Guillen admitted second-guessing himself on everything from individual moments covering the first two games to using his starting pitchers during so many "B" games instead of maybe providing an adrenaline push in Cactus League contests during Spring Training. But Guillen still wholeheartedly believes the team, and his starting pitchers, quickly will improve their performances.
Heart to heart: Following a talk with Contreras prior to Thursday's series finale, Guillen seemed satisfied that his Opening Day starter simply suffered through a poor performance and nothing more.
"I did talk to him and Jose is fine. He just had a bad game," Guillen said. "I'm always worried about my players. When they don't execute well or I don't see them throw the ball good, I want to ask if they have any problems.

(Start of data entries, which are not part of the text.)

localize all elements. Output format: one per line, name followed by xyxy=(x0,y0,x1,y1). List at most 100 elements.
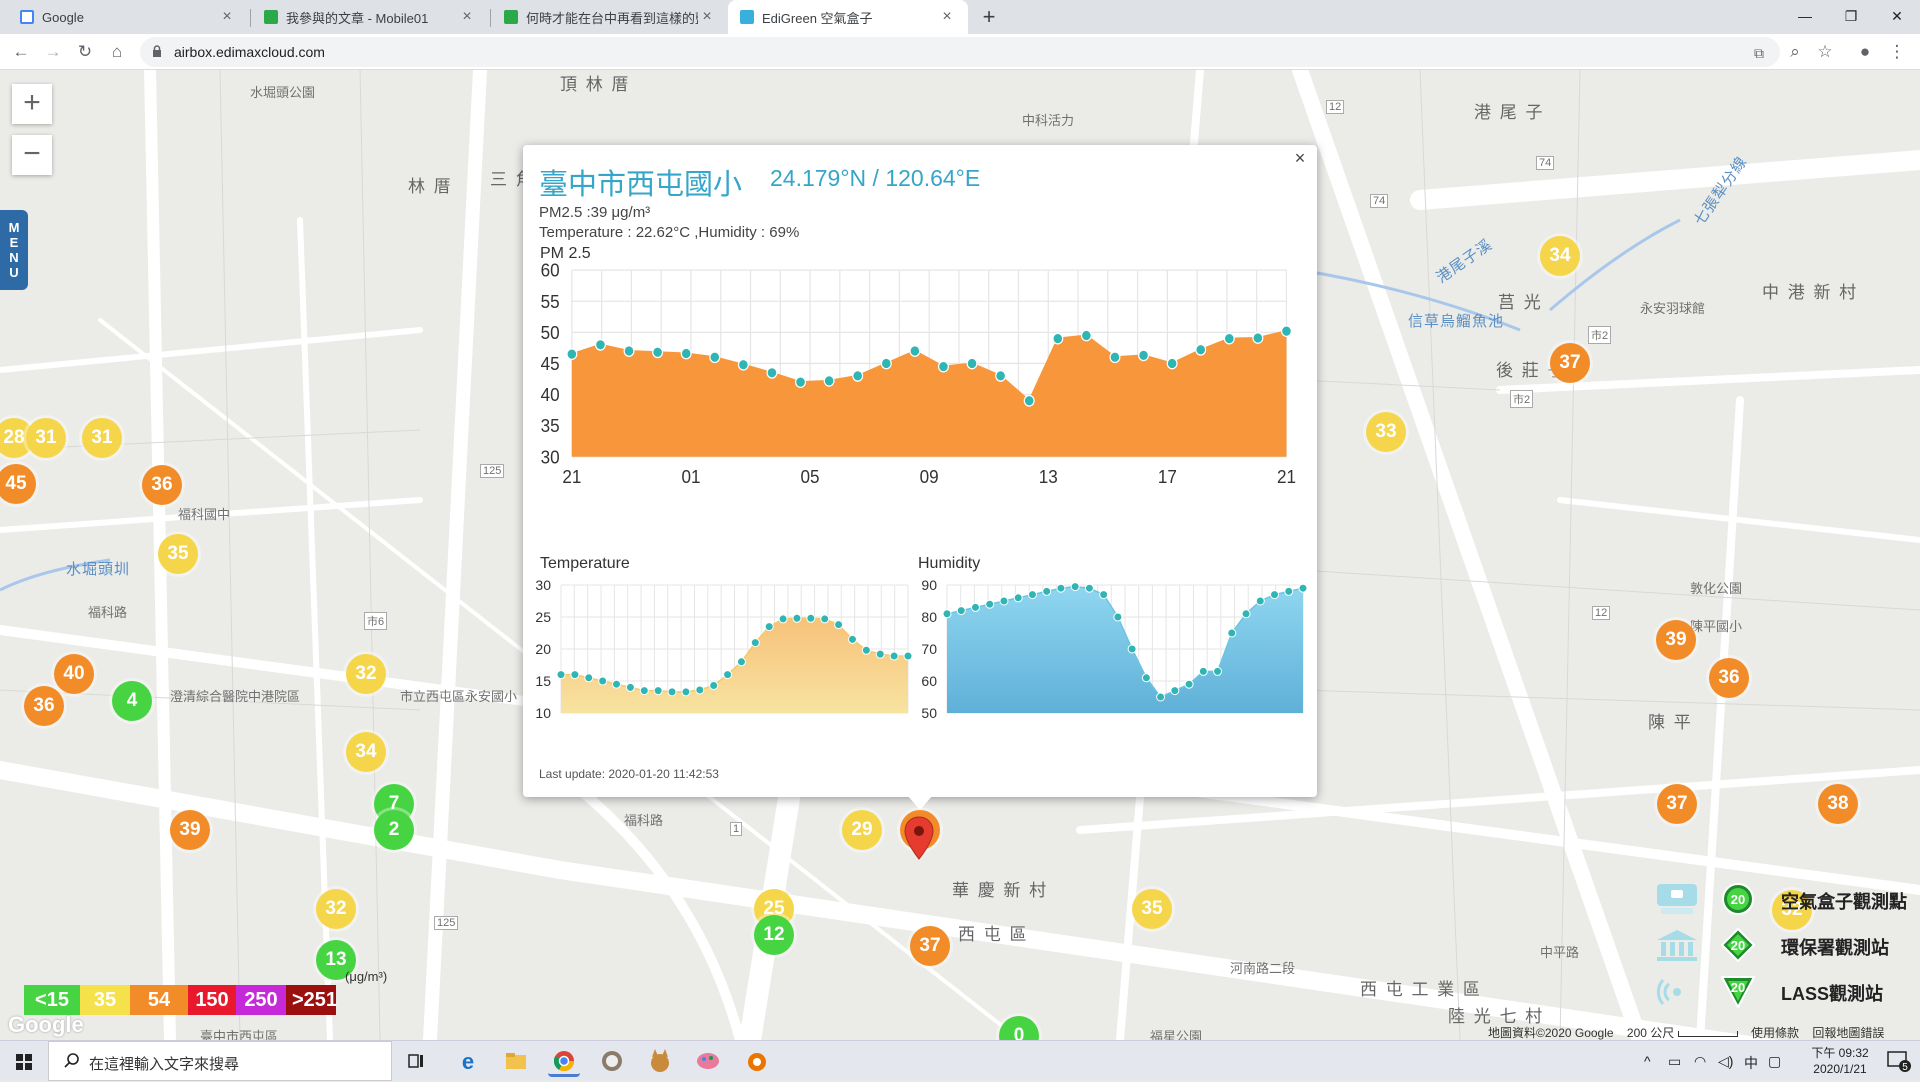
home-icon[interactable]: ⌂ xyxy=(104,39,130,65)
file-explorer-icon[interactable] xyxy=(500,1045,532,1077)
tab-google[interactable]: Google × xyxy=(8,0,248,34)
notification-center-icon[interactable]: 5 xyxy=(1886,1049,1912,1073)
station-marker[interactable]: 36 xyxy=(24,686,64,726)
y-tick-label: 60 xyxy=(541,260,560,281)
map-label: 福科路 xyxy=(88,605,128,620)
data-point xyxy=(1023,394,1035,407)
pm25-color-scale: <15 35 54 150 250 >251 xyxy=(24,985,337,1015)
station-marker[interactable]: 4 xyxy=(112,681,152,721)
data-point xyxy=(966,357,978,370)
reload-icon[interactable]: ↻ xyxy=(72,39,98,65)
tab-mobile01-articles[interactable]: 我參與的文章 - Mobile01 × xyxy=(252,0,488,34)
task-view-icon[interactable] xyxy=(400,1045,432,1077)
tray-chevron-icon[interactable]: ^ xyxy=(1644,1053,1651,1069)
data-point xyxy=(612,679,622,689)
legend-row-lass[interactable]: 20 LASS觀測站 xyxy=(1655,972,1920,1010)
data-point xyxy=(1284,586,1294,596)
station-marker[interactable]: 36 xyxy=(1709,658,1749,698)
station-marker[interactable]: 12 xyxy=(754,915,794,955)
station-marker[interactable]: 39 xyxy=(170,810,210,850)
windows-taskbar: 在這裡輸入文字來搜尋 e ^ ▭ ◠ ◁) 中 ▢ 下午 09:32 2020/… xyxy=(0,1040,1920,1081)
selected-location-pin-icon[interactable] xyxy=(903,816,935,860)
station-marker[interactable]: 34 xyxy=(1540,236,1580,276)
system-clock[interactable]: 下午 09:32 2020/1/21 xyxy=(1800,1045,1880,1077)
ime-indicator[interactable]: 中 xyxy=(1744,1053,1758,1073)
data-point xyxy=(909,345,921,357)
data-point xyxy=(1013,593,1023,603)
data-point xyxy=(766,366,778,379)
data-point xyxy=(709,351,721,364)
data-point xyxy=(999,596,1009,606)
station-marker[interactable]: 37 xyxy=(1550,343,1590,383)
zoom-magnifier-icon[interactable]: ⌕ xyxy=(1782,39,1808,65)
station-marker[interactable]: 32 xyxy=(346,654,386,694)
tab-mobile01-bluesky[interactable]: 何時才能在台中再看到這樣的藍天 × xyxy=(492,0,728,34)
tab-close-icon[interactable]: × xyxy=(218,8,236,26)
mobile01-favicon-icon xyxy=(504,10,518,24)
new-tab-button[interactable]: + xyxy=(976,4,1002,30)
tab-title: 我參與的文章 - Mobile01 xyxy=(286,10,429,26)
bookmark-star-icon[interactable]: ☆ xyxy=(1812,39,1838,65)
map-attribution: 地圖資料©2020 Google 200 公尺 使用條款 回報地圖錯誤 xyxy=(1488,1024,1884,1041)
legend-row-epa[interactable]: 20 環保署觀測站 xyxy=(1655,926,1920,964)
station-marker[interactable]: 31 xyxy=(26,418,66,458)
station-marker[interactable]: 38 xyxy=(1818,784,1858,824)
address-bar[interactable]: airbox.edimaxcloud.com ⧉ xyxy=(140,37,1780,67)
taskbar-search-input[interactable]: 在這裡輸入文字來搜尋 xyxy=(48,1041,392,1081)
close-popup-button[interactable]: × xyxy=(1289,147,1311,169)
station-marker[interactable]: 31 xyxy=(82,418,122,458)
data-point xyxy=(985,599,995,609)
report-map-error-link[interactable]: 回報地圖錯誤 xyxy=(1812,1026,1884,1040)
close-window-button[interactable]: ✕ xyxy=(1874,0,1920,34)
pm25-chart: 30 35 40 45 50 55 60 21 01 05 09 13 17 21 xyxy=(541,260,1296,487)
windows-start-icon[interactable] xyxy=(0,1041,48,1081)
station-marker[interactable]: 34 xyxy=(346,732,386,772)
volume-icon[interactable]: ◁) xyxy=(1718,1053,1733,1070)
station-marker[interactable]: 39 xyxy=(1656,620,1696,660)
battery-icon[interactable]: ▭ xyxy=(1668,1053,1681,1070)
ime-mode-icon[interactable]: ▢ xyxy=(1768,1053,1781,1070)
profile-avatar-icon[interactable]: ● xyxy=(1852,39,1878,65)
tab-close-icon[interactable]: × xyxy=(938,8,956,26)
chrome-icon[interactable] xyxy=(548,1045,580,1077)
kebab-menu-icon[interactable]: ⋮ xyxy=(1884,39,1910,65)
lass-signal-icon xyxy=(1656,979,1681,1005)
temperature-chart: 10 15 20 25 30 xyxy=(535,577,913,721)
back-arrow-icon[interactable]: ← xyxy=(8,39,34,65)
menu-tab-button[interactable]: M E N U xyxy=(0,210,28,290)
station-marker[interactable]: 2 xyxy=(374,810,414,850)
terms-link[interactable]: 使用條款 xyxy=(1751,1026,1799,1040)
airbox-badge-icon: 20 xyxy=(1722,883,1754,915)
restore-window-button[interactable]: ❐ xyxy=(1828,0,1874,34)
translate-icon[interactable]: ⧉ xyxy=(1750,44,1768,62)
wifi-icon[interactable]: ◠ xyxy=(1694,1053,1706,1070)
app-icon-blender[interactable] xyxy=(740,1045,772,1077)
map-label: 中 港 新 村 xyxy=(1762,283,1859,302)
data-point xyxy=(584,673,594,683)
data-point xyxy=(820,614,830,624)
app-icon-circle[interactable] xyxy=(596,1045,628,1077)
minimize-window-button[interactable]: — xyxy=(1782,0,1828,34)
station-marker[interactable]: 33 xyxy=(1366,412,1406,452)
road-number-sign: 市2 xyxy=(1588,326,1612,344)
data-point xyxy=(625,682,635,692)
app-icon-paint[interactable] xyxy=(692,1045,724,1077)
station-marker[interactable]: 37 xyxy=(910,926,950,966)
station-marker[interactable]: 40 xyxy=(54,654,94,694)
tab-edigreen[interactable]: EdiGreen 空氣盒子 × xyxy=(728,0,968,34)
forward-arrow-icon[interactable]: → xyxy=(40,39,66,65)
app-icon-cat[interactable] xyxy=(644,1045,676,1077)
station-marker[interactable]: 35 xyxy=(158,534,198,574)
tab-close-icon[interactable]: × xyxy=(698,8,716,26)
station-marker[interactable]: 32 xyxy=(316,889,356,929)
station-marker[interactable]: 37 xyxy=(1657,784,1697,824)
edge-browser-icon[interactable]: e xyxy=(452,1045,484,1077)
tab-close-icon[interactable]: × xyxy=(458,8,476,26)
zoom-out-button[interactable]: − xyxy=(12,135,52,175)
legend-row-airbox[interactable]: 20 空氣盒子觀測點 xyxy=(1655,880,1920,918)
station-marker[interactable]: 35 xyxy=(1132,889,1172,929)
station-marker[interactable]: 36 xyxy=(142,465,182,505)
station-marker[interactable]: 29 xyxy=(842,810,882,850)
pm25-scale-segment: 250 xyxy=(236,985,286,1015)
zoom-in-button[interactable]: + xyxy=(12,84,52,124)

"My job is to go out there and ask if you have any problem on or off the field. We had a good conversation and he said he just had a bad game."
Around the horn: Juan Uribe's third-inning walk was his first since Aug. 6, 2006. ... Jermaine Dye was presented his Players Choice award for the 2006 American League Outstanding Player prior to Thursday's contest.
On deck: Minnesota makes its first visit to U.S. Cellular Field for a three-game weekend set, featuring Javier Vazquez battling Carlos Silva. Friday's first pitch is set for the new 7:11 p.m. CT start time.
Scott Merkin is a reporter for MLB.com. This story was not subject to the approval of Major League Baseball or its clubs.